Alarmingly, at least 18 varieties of plants of therapeutic value seem to have virtually disappeared in Srikakulam district.
‘Nallavemu’ (Andrographis Paniculala) which can cure viral fevers and other illnesses and ‘Nallaeaswari’ (Aristolochiandica) mostly used to cure all types of body pains, particularly while tackling post-delivery complications in women, are two plants which have become very rare.

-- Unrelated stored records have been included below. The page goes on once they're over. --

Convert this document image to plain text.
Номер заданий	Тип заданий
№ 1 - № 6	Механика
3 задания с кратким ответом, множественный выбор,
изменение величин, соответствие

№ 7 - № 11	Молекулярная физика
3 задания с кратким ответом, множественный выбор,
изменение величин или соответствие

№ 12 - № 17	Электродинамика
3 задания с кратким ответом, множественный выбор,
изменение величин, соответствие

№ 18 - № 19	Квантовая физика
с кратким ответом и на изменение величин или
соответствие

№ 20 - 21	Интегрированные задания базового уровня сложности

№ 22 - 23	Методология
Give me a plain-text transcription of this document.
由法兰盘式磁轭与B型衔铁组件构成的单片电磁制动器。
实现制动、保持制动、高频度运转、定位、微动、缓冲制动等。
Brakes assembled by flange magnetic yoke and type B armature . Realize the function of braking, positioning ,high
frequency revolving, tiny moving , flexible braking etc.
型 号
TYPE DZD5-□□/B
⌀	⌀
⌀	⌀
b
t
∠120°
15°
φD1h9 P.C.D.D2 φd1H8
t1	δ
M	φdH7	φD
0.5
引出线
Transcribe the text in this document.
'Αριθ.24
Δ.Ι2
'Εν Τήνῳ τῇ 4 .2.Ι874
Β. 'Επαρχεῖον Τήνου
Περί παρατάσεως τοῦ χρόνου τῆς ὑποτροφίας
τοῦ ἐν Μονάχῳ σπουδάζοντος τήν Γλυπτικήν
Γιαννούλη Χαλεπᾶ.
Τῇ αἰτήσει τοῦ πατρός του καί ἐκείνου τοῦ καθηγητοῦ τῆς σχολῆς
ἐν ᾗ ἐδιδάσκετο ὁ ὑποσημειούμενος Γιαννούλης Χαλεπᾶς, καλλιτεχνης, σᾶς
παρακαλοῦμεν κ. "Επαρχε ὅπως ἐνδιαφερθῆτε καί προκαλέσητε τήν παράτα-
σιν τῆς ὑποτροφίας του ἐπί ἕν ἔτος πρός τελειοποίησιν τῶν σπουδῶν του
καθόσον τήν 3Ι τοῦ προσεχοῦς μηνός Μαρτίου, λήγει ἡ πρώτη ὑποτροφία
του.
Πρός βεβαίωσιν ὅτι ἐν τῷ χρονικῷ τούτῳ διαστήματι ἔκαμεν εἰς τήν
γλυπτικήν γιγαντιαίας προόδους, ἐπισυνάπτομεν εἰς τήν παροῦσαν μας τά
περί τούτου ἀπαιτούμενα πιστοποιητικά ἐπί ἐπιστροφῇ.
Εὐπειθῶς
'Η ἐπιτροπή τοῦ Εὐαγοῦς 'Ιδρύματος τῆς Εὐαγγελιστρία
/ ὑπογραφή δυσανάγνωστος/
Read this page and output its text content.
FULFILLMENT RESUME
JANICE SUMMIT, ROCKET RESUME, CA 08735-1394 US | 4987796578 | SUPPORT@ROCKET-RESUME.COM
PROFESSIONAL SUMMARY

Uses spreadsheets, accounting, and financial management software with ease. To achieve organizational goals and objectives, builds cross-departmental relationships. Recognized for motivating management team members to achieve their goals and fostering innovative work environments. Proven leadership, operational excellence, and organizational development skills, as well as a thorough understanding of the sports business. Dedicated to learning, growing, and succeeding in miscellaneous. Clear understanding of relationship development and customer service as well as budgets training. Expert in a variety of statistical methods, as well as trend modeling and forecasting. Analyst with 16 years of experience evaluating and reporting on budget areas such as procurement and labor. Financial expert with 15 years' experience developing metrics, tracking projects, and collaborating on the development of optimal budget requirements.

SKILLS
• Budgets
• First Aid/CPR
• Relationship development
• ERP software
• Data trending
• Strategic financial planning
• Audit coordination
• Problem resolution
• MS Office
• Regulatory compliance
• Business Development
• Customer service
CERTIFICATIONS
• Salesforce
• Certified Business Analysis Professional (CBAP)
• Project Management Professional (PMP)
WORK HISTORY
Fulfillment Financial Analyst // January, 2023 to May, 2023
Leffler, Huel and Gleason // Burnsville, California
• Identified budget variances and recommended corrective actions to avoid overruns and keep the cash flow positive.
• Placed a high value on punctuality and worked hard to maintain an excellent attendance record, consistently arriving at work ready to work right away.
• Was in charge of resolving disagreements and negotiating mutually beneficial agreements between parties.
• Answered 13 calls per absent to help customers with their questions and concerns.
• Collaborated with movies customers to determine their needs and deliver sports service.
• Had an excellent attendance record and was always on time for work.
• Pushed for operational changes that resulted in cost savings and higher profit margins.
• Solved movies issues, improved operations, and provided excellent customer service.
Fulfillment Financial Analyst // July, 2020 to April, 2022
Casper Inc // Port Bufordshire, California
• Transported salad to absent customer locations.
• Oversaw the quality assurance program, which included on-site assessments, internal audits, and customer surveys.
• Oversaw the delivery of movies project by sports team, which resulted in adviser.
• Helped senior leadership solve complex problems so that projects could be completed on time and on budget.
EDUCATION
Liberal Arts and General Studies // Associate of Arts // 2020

Similarly, ‘Tellaeaswari’ (Crotalaria Verrucosuy), ‘Garitakamma’ (Vernonia Cinerea, cure for malarial fevers), ‘Vasa’ ( A c o r u s c l a m u s ) , ‘Bogachidumpa’ (Cortos Speciosus), ‘Tippa Teega’ (Timpora Cordifolia, used for nerve-related problems) are among the 168 herbs on the verge of extinction.
According to the professors at the Andhra University, biodiversity in the region is being adversely affected by untrained locals extracting medicinal plants unscientifically, without planting and seeding, at the behest of middlemen who are associated with herbal product exporters or Ayurvedic drug manufacturers.
For example, plants like Saptarangi (used in anti-diabetic medicines) and Sidacordisolia (used for arthritis and rheumatic disorders), are increasingly becoming scarce in the Eastern Ghats.
Similarly, Satavari (used for curing gynaecological disorders), Sariba (for skin ailments), Aswagandha (for curing anxiety plus neurosis) and sarpagandha (for treating hypertension) are in need of adequate conservation.
Further, the mining of bauxite and other minerals too is becoming a major reason for decreasing number of plants and herbs in the region.
“Deforestation and unscientific extraction are rampant in Eastern Ghats and other coastal belts of AP, which is a treasure house of medicinal plants and herbs.
The mining activity is also causing pollution and exploitation of forest resulting in destruction of medicinal plants and herbs.
Unless the increasing mining activity and exploitation of forest are curbed, these medicinal plants would soon vanish from the Earth,” environmentalists say.